Brewer's: Fly

(plural flys). A hackney coach, a cab. A contraction of Fly-by-night, as sedan chairs on wheels used to be called in the regency. These “Fly-by-nights,” patronised greatly by George, Prince of Wales, and his boon companions, during their wild night pranks at Brighton, were invented 1809 by John Butcher, a carpenter of Jew Street.

“In the morning we took a fly, an English term for an exceedingly sluggish vehicle, and drove up to the Minister's.” —Hawthorne: Our Old House (Pilgrimage to Old Boston, p.171).

Fly

(plural flies). An insect. All flies shall perish except one, and that is the bee-fly. (Koran.)

A Fly
has three eyes and two compound eyes, each of which has 4,000 facets. The god of flies. In the temple of Actium the Greeks used to sacrifice annually an ox to the god of flies. Pliny tells us that at Rome sacrifice was offered to flies in the temple of Hercules Victor. The Syrians undoubtedly offered sacrifice to the same tiny tormentors. It is said that no fly was ever seen in Solomon's temple.

ACHOR, god of the Cyrenians, to whom, according to Pliny, they offered sacrifice. (APOMYIOS, a surname given by the Cyrenians to Zeus, for delivering Herakles [Hercules] from flies during sacrifice. Sacrifices were yearly offered to Zeus Apomyios. (Greek, apo-myia, from flies.)

BELZEBUB or BEELZEBUTH (Prince of Flies) was one of the principal Syrian gods, to whom sacrifice was offered on all ferialia.

BUCLOPUS, in Roman mythology. (Rhod. xxii. 3.)

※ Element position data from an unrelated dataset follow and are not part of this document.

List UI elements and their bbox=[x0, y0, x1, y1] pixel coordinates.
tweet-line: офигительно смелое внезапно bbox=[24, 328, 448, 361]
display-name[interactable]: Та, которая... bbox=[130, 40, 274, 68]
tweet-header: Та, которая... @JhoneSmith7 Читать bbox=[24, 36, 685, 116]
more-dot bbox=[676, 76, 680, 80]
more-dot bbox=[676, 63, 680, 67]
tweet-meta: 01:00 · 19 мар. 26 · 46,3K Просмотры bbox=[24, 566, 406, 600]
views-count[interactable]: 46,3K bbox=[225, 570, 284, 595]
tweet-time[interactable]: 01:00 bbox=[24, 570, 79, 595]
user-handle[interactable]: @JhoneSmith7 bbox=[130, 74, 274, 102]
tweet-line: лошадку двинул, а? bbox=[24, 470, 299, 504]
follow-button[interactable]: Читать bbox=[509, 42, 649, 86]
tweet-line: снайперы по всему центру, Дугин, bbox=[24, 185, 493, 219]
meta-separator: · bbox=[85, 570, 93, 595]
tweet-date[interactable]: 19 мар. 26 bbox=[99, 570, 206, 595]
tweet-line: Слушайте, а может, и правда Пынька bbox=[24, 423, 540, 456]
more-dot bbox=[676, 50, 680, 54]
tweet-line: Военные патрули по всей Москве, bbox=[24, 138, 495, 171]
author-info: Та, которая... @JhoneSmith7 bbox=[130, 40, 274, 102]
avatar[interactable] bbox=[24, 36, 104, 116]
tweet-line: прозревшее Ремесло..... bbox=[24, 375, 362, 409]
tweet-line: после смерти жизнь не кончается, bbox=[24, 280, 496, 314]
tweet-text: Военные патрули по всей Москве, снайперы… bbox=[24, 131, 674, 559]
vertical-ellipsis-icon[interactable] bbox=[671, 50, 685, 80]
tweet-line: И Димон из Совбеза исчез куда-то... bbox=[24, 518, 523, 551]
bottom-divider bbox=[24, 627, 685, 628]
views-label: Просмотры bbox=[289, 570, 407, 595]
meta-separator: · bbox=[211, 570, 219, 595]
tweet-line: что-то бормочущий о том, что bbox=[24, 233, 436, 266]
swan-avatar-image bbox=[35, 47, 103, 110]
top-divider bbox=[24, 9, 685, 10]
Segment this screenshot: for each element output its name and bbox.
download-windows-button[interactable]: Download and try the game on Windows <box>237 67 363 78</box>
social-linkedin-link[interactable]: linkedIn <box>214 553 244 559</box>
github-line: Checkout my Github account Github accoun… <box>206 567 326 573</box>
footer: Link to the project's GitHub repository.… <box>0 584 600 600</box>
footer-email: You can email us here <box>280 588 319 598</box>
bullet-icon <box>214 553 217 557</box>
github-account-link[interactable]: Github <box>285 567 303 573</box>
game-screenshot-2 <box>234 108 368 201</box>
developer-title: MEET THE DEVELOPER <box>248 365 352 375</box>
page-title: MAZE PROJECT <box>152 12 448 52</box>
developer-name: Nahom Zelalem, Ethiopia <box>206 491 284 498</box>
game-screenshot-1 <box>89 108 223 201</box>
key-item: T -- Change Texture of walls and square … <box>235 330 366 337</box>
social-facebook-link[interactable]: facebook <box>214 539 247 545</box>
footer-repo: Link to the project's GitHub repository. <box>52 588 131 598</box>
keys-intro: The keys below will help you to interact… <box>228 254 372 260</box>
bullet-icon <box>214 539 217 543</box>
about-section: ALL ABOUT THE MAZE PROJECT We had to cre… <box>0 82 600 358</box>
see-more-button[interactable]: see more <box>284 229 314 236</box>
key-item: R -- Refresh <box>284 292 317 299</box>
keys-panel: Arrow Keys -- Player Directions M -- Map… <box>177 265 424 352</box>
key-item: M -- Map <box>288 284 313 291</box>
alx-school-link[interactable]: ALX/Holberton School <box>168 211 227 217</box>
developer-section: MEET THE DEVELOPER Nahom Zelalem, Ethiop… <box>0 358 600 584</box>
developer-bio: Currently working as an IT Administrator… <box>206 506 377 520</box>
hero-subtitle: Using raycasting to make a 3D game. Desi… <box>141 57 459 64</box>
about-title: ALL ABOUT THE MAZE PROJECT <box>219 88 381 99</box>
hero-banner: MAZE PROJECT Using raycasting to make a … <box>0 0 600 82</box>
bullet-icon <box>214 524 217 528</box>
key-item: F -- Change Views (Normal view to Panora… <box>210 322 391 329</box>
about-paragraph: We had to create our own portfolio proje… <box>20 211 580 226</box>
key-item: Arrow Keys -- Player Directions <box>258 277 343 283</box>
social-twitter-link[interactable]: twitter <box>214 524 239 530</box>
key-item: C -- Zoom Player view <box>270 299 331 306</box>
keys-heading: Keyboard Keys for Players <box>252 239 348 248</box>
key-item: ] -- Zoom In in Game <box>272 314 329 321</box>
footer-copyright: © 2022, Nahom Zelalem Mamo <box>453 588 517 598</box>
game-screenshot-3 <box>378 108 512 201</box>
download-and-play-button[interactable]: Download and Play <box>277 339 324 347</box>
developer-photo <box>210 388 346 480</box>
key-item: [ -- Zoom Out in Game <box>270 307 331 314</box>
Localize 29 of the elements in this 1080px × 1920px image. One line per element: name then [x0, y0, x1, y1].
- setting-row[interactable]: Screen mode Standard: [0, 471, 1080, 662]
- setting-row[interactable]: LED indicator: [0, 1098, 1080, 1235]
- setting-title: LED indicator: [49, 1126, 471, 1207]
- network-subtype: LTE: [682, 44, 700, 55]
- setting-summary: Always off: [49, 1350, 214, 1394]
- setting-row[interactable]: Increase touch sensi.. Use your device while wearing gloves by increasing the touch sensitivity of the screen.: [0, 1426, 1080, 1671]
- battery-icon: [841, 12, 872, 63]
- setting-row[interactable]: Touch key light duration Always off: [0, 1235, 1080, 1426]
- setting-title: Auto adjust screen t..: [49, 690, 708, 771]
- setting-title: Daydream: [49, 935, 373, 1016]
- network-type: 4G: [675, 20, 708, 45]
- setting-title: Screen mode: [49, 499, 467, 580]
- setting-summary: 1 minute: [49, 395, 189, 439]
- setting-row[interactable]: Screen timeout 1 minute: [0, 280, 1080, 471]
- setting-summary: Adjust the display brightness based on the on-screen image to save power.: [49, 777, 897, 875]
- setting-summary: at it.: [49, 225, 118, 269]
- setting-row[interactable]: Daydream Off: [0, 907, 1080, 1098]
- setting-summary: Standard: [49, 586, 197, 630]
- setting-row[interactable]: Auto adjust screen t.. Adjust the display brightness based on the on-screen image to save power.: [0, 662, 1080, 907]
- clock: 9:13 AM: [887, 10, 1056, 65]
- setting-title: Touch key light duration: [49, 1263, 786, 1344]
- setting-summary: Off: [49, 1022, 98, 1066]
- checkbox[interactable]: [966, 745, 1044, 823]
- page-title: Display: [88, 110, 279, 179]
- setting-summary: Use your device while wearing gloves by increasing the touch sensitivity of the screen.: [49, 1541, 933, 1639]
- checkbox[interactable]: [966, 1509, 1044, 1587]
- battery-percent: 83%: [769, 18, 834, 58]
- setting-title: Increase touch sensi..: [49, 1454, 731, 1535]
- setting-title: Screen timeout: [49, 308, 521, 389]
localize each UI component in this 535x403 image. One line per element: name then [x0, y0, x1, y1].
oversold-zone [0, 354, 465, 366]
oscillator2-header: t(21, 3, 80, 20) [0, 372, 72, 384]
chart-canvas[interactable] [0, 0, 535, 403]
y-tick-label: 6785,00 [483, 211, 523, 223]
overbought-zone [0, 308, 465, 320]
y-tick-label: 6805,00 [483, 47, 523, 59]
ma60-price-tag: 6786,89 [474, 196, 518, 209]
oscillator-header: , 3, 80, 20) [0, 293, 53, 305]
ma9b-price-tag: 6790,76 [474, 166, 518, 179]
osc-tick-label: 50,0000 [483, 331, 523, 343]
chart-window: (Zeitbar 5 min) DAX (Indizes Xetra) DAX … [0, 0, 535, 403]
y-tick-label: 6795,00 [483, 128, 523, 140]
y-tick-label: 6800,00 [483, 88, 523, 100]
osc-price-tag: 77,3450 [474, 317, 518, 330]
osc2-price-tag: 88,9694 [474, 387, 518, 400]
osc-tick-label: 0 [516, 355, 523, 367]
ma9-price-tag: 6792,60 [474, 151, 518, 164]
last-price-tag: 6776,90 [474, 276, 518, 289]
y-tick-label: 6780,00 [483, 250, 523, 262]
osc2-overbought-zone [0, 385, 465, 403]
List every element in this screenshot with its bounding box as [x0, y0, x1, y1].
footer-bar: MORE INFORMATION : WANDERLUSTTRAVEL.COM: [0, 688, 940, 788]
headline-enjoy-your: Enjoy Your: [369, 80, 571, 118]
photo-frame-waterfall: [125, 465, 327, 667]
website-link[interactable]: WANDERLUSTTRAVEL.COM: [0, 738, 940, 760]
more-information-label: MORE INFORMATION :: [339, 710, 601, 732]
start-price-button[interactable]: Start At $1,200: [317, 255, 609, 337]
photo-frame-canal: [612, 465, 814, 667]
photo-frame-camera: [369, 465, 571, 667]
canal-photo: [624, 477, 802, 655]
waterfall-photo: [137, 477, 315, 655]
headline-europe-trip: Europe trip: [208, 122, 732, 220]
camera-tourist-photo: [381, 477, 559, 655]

MYAGROS (the fly-chaser), one of the deities of the Arcadians and Eleans. (Pliny, x. 28.) (Greek, myia a fly; agra, taken in hunting or chasing.)

Flies in amber.
(See under Amber.)

To crush a fly on a wheel.
Making a mountain of a mole-hill. Taking a wheel used for torturing criminals and heretics for killing a fly, which one might destroy with a flapper.

Fly on the coach-wheel
(A). One who fancies himself of mighty importance, but who is in reality of none at all. The allusion is to the fable of a fly sitting on a chariot-wheel and saying, “See what a dust we make!”

Not a fly with him.
Domitian, the Roman emperor, was fond of catching flies, and one of his slaves, being asked if the emperor was alone, wittily replied, “Not a fly with him.”

To rise to the fly.
To be taken in by a hoax, as a fish rises to a false fly and is caught.

“He [the professor] rose to the fly with a charming simplicity.” —Grant Allen: The Mysterious Occurrence in Piccadilly, part ii.